The adversarial method is best known from its use in law. The theory (which is at least as degenerate in law as it is in philosophy) is that if equally matched opponents argue opposite sides of a matter, the side of the truth will be at an advantage. For this reason, no matter how obvious a person's guilt seems, her trial is not judged to be valid unless she has adequate representation. She must have an attorney who has done a competent job of defending her.
We do this in philosophy. When we are trying to determine the strength of a position, one person attacks it and another defends it. This is often the best way (though not always the best way, and never the only way) to test the strengths of positions. Note, however, that it only works if the two sides are equally matched. This is why one of the most important skills that philosophers (should) learn as undergraduates is to present the strongest possible argument for a position they disagree with. It is often best for a view to be defended by someone who actually believes in it, and attacked by someone who doesn't believe in it, but sometimes we need to evaluate a position and we don't have a believer available. For this reason, even the structure of many single-author papers exhibits the adversarial method: the author first builds up the position under discussion and presents arguments for it, then attacks it. If she actually agrees with the position, she will conclude by rebutting the attacks. The adversarial method.
How do we ensure that the two sides are equally matched? Well, when your "opponent" is struggling to find a good argument for his position (or against yours), you have to help him out. I think (or at least I hope) philosophy professors do this for their undergrads all the time. We have to get the strongest form of the position, and the strongest arguments for it, in order to be able to evaluate whether our attacks against it succeed; otherwise, we are in danger of the strawman fallacy.

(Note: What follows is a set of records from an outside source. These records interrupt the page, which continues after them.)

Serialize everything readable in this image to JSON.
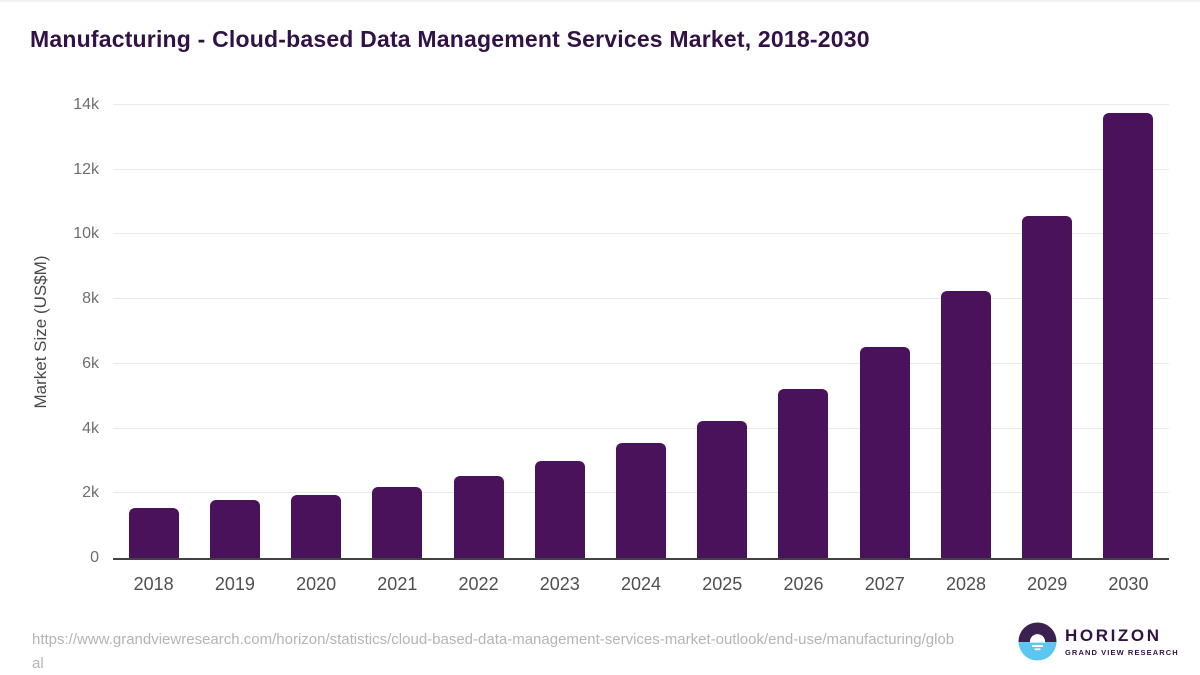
{
  "title": "Manufacturing - Cloud-based Data Management Services Market, 2018-2030",
  "footer": {
    "source_url": "https://www.grandviewresearch.com/horizon/statistics/cloud-based-data-management-services-market-outlook/end-use/manufacturing/global",
    "logo": {
      "name": "HORIZON",
      "subtitle": "GRAND VIEW RESEARCH"
    }
  },
  "colors": {
    "bar": "#4a125a",
    "title": "#321245",
    "axis_title": "#4a4a4a",
    "y_tick_label": "#6e6e6e",
    "x_tick_label": "#4f4f4f",
    "gridline": "#e9e9e9",
    "axis_line": "#424242",
    "url_text": "#b4b4b4",
    "logo_purple": "#3a2150",
    "logo_blue": "#5bc6ef"
  },
  "chart_data": {
    "type": "bar",
    "title": "Manufacturing - Cloud-based Data Management Services Market, 2018-2030",
    "categories": [
      "2018",
      "2019",
      "2020",
      "2021",
      "2022",
      "2023",
      "2024",
      "2025",
      "2026",
      "2027",
      "2028",
      "2029",
      "2030"
    ],
    "values": [
      1550,
      1780,
      1960,
      2200,
      2550,
      3000,
      3540,
      4230,
      5230,
      6510,
      8240,
      10580,
      13750
    ],
    "xlabel": "",
    "ylabel": "Market Size (US$M)",
    "ylim": [
      0,
      14000
    ],
    "yticks": [
      {
        "label": "0",
        "value": 0
      },
      {
        "label": "2k",
        "value": 2000
      },
      {
        "label": "4k",
        "value": 4000
      },
      {
        "label": "6k",
        "value": 6000
      },
      {
        "label": "8k",
        "value": 8000
      },
      {
        "label": "10k",
        "value": 10000
      },
      {
        "label": "12k",
        "value": 12000
      },
      {
        "label": "14k",
        "value": 14000
      }
    ],
    "grid": true,
    "legend": false,
    "bar_color": "#4a125a"
  }
}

What this reveals is, in part, that one of the ways in which the "blood sport" method is degenerate is that it's about winning. But philosophy isn't about winning; it's about understanding. When we want the other person's position to fall, or we don't want our own position to fall, then we are not loving wisdom or pursuing truth. Instead, we are loving and pursuing victory (or, in the defensive case, hating and fleeing defeat).
Now, there was an interesting remark from Ted Brennan in the Leiter post:
Journalists are surprised that academics can be short with them because they last met academics in the classroom, and most professors are kind and generous when dealing with students. Serious academics save their scathing put-downs for colleagues and equals--I doubt that those quotes from Fodor and Sterelny document interactions with students.Instead of feeling pained and affronted, the bloggers and journalists should take it as a compliment: 'hey, those academics are treating me like an equal!'
This is the method I try to use in most of my philosophizing, including discussions on this blog. I encourage you all to call me out when I don't live up to it.